Chinese officials have tried to rethink the WHO visit as a sign of China’s confidence and strength, especially compared to the United States, making the dubious claim that China requested it for the first time. (Countries like Australia had lobbied for such an investigation.) Reports in the state media have described the WHO visit as a reflection of China’s “open attitude”.

“It is our contribution to global cooperation in public health as an important responsible country,” Zhao Lijian, a spokesman for the Chinese Foreign Ministry, said this month at a press conference.

Mr. Zhao asked the United States to allow a similar investigation, despite the fact that there is no evidence that the virus originated in the United States. He criticized the United States for going ahead with plans to withdraw from the WHO over concern that the health agency is too close to China.

“The United States has been shirking its own responsibilities and undermining global solidarity in the fight against the virus by declaring its departure from the WHO, politicizing issues related to the pandemic and smearing others,” he said.

Chinese officials and experts have continued to ask WHO to expand its analysis to include other countries.

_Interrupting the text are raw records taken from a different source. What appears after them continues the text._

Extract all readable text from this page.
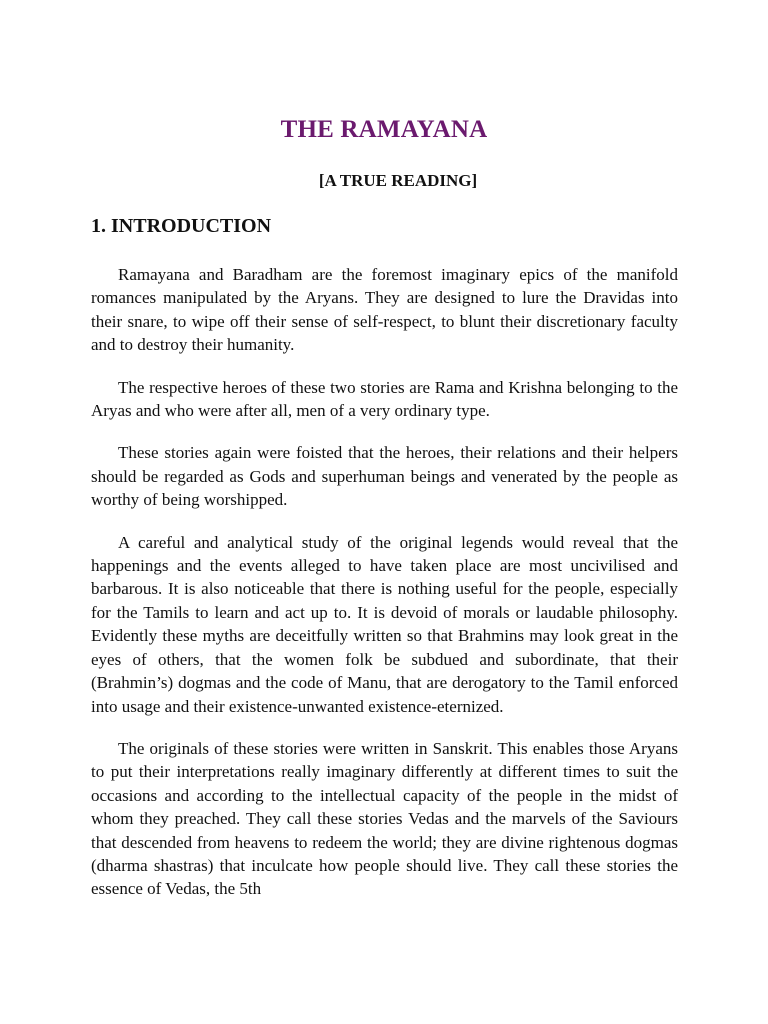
THE RAMAYANA
[A TRUE READING]
1. INTRODUCTION

Ramayana and Baradham are the foremost imaginary epics of the manifold romances manipulated by the Aryans. They are designed to lure the Dravidas into their snare, to wipe off their sense of self-respect, to blunt their discretionary faculty and to destroy their humanity.

The respective heroes of these two stories are Rama and Krishna belonging to the Aryas and who were after all, men of a very ordinary type.

These stories again were foisted that the heroes, their relations and their helpers should be regarded as Gods and superhuman beings and venerated by the people as worthy of being worshipped.

A careful and analytical study of the original legends would reveal that the happenings and the events alleged to have taken place are most uncivilised and barbarous. It is also noticeable that there is nothing useful for the people, especially for the Tamils to learn and act up to. It is devoid of morals or laudable philosophy. Evidently these myths are deceitfully written so that Brahmins may look great in the eyes of others, that the women folk be subdued and subordinate, that their (Brahmin’s) dogmas and the code of Manu, that are derogatory to the Tamil enforced into usage and their existence-unwanted existence-eternized.

The originals of these stories were written in Sanskrit. This enables those Aryans to put their interpretations really imaginary differently at different times to suit the occasions and according to the intellectual capacity of the people in the midst of whom they preached. They call these stories Vedas and the marvels of the Saviours that descended from heavens to redeem the world; they are divine rightenous dogmas (dharma shastras) that inculcate how people should live. They call these stories the essence of Vedas, the 5th
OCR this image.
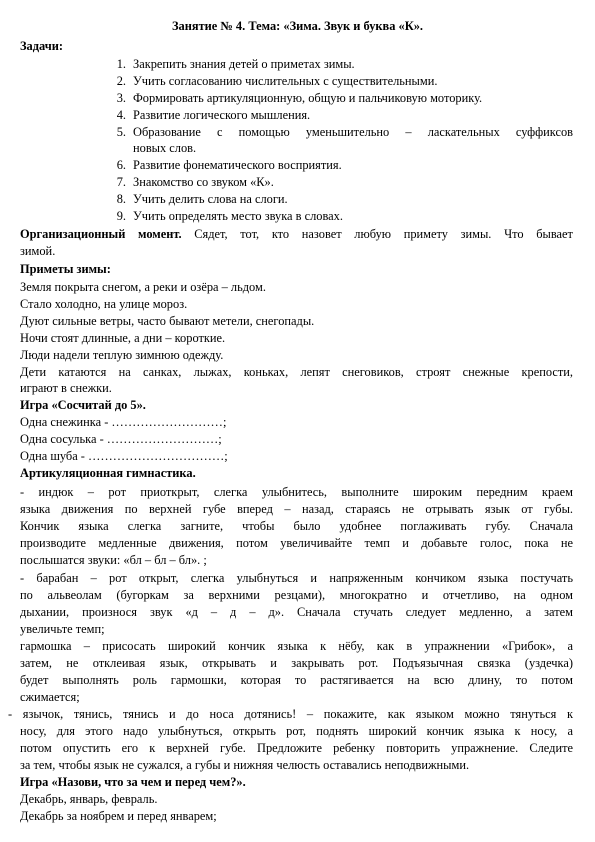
Занятие № 4. Тема: «Зима. Звук и буква «К».
Задачи:
1. Закрепить знания детей о приметах зимы.
2. Учить согласованию числительных с существительными.
3. Формировать артикуляционную, общую и пальчиковую моторику.
4. Развитие логического мышления.
5. Образование с помощью уменьшительно – ласкательных суффиксов
новых слов.
6. Развитие фонематического восприятия.
7. Знакомство со звуком «К».
8. Учить делить слова на слоги.
9. Учить определять место звука в словах.
Организационный момент. Сядет, тот, кто назовет любую примету зимы. Что бывает
зимой.
Приметы зимы:
Земля покрыта снегом, а реки и озёра – льдом.
Стало холодно, на улице мороз.
Дуют сильные ветры, часто бывают метели, снегопады.
Ночи стоят длинные, а дни – короткие.
Люди надели теплую зимнюю одежду.
Дети катаются на санках, лыжах, коньках, лепят снеговиков, строят снежные крепости,
играют в снежки.
Игра «Сосчитай до 5».
Одна снежинка - ………………………;
Одна сосулька - ………………………;
Одна шуба - ……………………………;
Артикуляционная гимнастика.
- индюк – рот приоткрыт, слегка улыбнитесь, выполните широким передним краем
языка движения по верхней губе вперед – назад, стараясь не отрывать язык от губы.
Кончик языка слегка загните, чтобы было удобнее поглаживать губу. Сначала
производите медленные движения, потом увеличивайте темп и добавьте голос, пока не
послышатся звуки: «бл – бл – бл». ;
- барабан – рот открыт, слегка улыбнуться и напряженным кончиком языка постучать
по альвеолам (бугоркам за верхними резцами), многократно и отчетливо, на одном
дыхании, произнося звук «д – д – д». Сначала стучать следует медленно, а затем
увеличьте темп;
гармошка – присосать широкий кончик языка к нёбу, как в упражнении «Грибок», а
затем, не отклеивая язык, открывать и закрывать рот. Подъязычная связка (уздечка)
будет выполнять роль гармошки, которая то растягивается на всю длину, то потом
сжимается;
- язычок, тянись, тянись и до носа дотянись! – покажите, как языком можно тянуться к
носу, для этого надо улыбнуться, открыть рот, поднять широкий кончик языка к носу, а
потом опустить его к верхней губе. Предложите ребенку повторить упражнение. Следите
за тем, чтобы язык не сужался, а губы и нижняя челюсть оставались неподвижными.
Игра «Назови, что за чем и перед чем?».
Декабрь, январь, февраль.
Декабрь за ноябрем и перед январем;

Wang Guangfa, a top government health adviser, has said that the WHO must also go to Spain. Mr. Wang, speaking this month with The Global Times, a Chinese nationalist tabloid, cited an unpublished study by researchers at the University of Barcelona that suggested the virus was present in Spain’s sewage in March 2019. Independent experts They have said the study was flawed and that other lines of evidence strongly suggest that the virus broke out in China late last year.

WHO officials have said Wuhan is the best starting point to analyze the animal origin of the virus because it was where the first groups of the outbreak in humans emerged. But they also remained open to other lines of study.

“We have to keep an open mind,” said Dr. Ryan at a press conference this month. “Science must remain open to all possibilities.”

The WHO investigation could take months, if not longer. It took several years for scientists to conclude that horseshoe bats were the most likely hosts in the wild for the coronavirus that caused SARS in 2002. Prior to that, researchers had identified masked palm civets as one of the main intermediate hosts after that the virus was identified in several civets that were sold in the Guangdong markets.

The research also offers an opportunity for WHO to rehabilitate its own image. While the agency has been praised for its efforts to coordinate vaccine treatment and development, it has also come under fire for trusting China too much and for failing to pressure Chinese health officials on their first missteps.

The organization depends on its member states for information, and publicly challenging those countries could put it at risk of being cut off from the data it needs to operate and respond quickly to outbreaks.

Critics say the WHO’s tendency to praise its member states makes it easy for governments, including China, to co-opt the agency for propaganda purposes.

Yanzhong Huang, a public health expert in China at the Council on Foreign Relations, said both China and the WHO faced increasing pressure for a comprehensive review of what happened, but it was unclear if they could comply.

He noted that it was still uncertain whether the team of experts who could visit China would include representatives of countries that had reprimanded it, including the United States and Australia, and whether they would have full access to records, sites and laboratories.

“Simply put,” he said, “it is unclear whether a thorough and objective investigation is possible.”